Currently, only two fungicide mode of action (MOA) groups are commercially available for foliar use in Australian cereal crops; Triazoles (Group 3) and Strobilurins (Group 11).

The lack of MOA choice puts the broadacre industry in a precarious position with regards to the development of fungicide resistance. Alarmingly, a popular practice for cereal disease management currently is applying a Group 3 fungicide in-furrow and also at seed dressing, then followed by extensive use of Group 3 fungicides for foliar disease control.

Following a history of overwhelming over-reliance on Group 3 fungicides, it’s not surprising the industry is now witnessing a sensitivity shift to diseases such as net blotch, powdery mildew and septoria.

Net Blotch

Net blotch causes leaf death, poor grain development and increased screenings.

Researchers have identified that the barley disease Net-Type Net Blotch (NTNB) in Western Australia is resistant to the fungicide tebuconazole, as well as other types of triazole fungicides.

This discovery delivered a warning to growers to avoid spraying barley crops with straight tebuconazole products. Various tebuconazole products are registered to control powdery mildew and scald in barley.

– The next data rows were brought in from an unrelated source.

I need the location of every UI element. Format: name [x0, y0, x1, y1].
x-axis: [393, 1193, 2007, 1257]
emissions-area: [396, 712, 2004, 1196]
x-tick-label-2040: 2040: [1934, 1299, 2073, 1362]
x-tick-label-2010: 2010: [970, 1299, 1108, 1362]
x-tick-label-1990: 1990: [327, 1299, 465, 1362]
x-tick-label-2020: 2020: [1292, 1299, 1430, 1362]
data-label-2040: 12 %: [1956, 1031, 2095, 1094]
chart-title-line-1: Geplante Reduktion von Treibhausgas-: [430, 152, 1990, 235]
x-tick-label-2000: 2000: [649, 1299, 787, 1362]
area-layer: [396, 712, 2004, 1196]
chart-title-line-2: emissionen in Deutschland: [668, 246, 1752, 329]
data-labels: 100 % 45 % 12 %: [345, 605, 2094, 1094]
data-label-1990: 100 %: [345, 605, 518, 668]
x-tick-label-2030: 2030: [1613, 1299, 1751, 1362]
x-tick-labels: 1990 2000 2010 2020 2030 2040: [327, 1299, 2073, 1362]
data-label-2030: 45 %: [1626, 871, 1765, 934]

Its usage on these diseases is considered high risk because it encourages further development of NTNB-resistant populations.

WA growers have been encouraged to use alternative fungicide mixes that contain a quinone outside inhibitor (Qol), as NTNB is unlikely to develop significant resistance to Qol.

The best example of a broad spectrum Qol is Amistar Xtra®. Certain other Qol products are registered for suppression only of net blotch on barley, which may in itself contribute to the future selection of Qol resistant populations.

Powdery mildew

Powdery Mildew causes major yield losses in barley if infection occurs early in the season.

Western Australian growers have noticed a decline in control with triazole-based fungicides on powdery mildew in barley crops.

Powdery mildew populations resistant to tebuconazole based products have now been identified across the Western Australia wheat belt. The current recommendation is for growers to implement integrated management strategies to manage powdery mildew in 2016, given the presence of this fungicide resistance.

According to DAFWA tebuconazole will have reduced efficacy and is not recommended for powdery mildew control in barley. Use of tebuconazole at the rate for scald in barley would increase the selection pressure on the fungicide resistant strains of powdery mildew.

DAFWA note that fungicides containing both a strobilurin and a triazole product, such as Amistar Xtra, have uncompromised activity against powdery mildew. Strobilurin-based fungicide mixtures should be used once per season as part of a fungicide resistance strategy, within the disease management program. For greatest efficacy, Amistar Xtra should be applied before significant disease levels in-crop.

SDHI seed treatment

Group 7 fungicide based actives, such as Systiva®, have recently been registered for seed dressing against a number of diseases. Like other fungicide products, Group 7 fungicide based products are also vulnerable to resistance development. If a seed treatment with foliar disease activity is chosen this season, it should be used wisely. Where a foliar fungicide application is required, it should be with a product from a different MOA, as part of an integrated management package to prevent resistance development.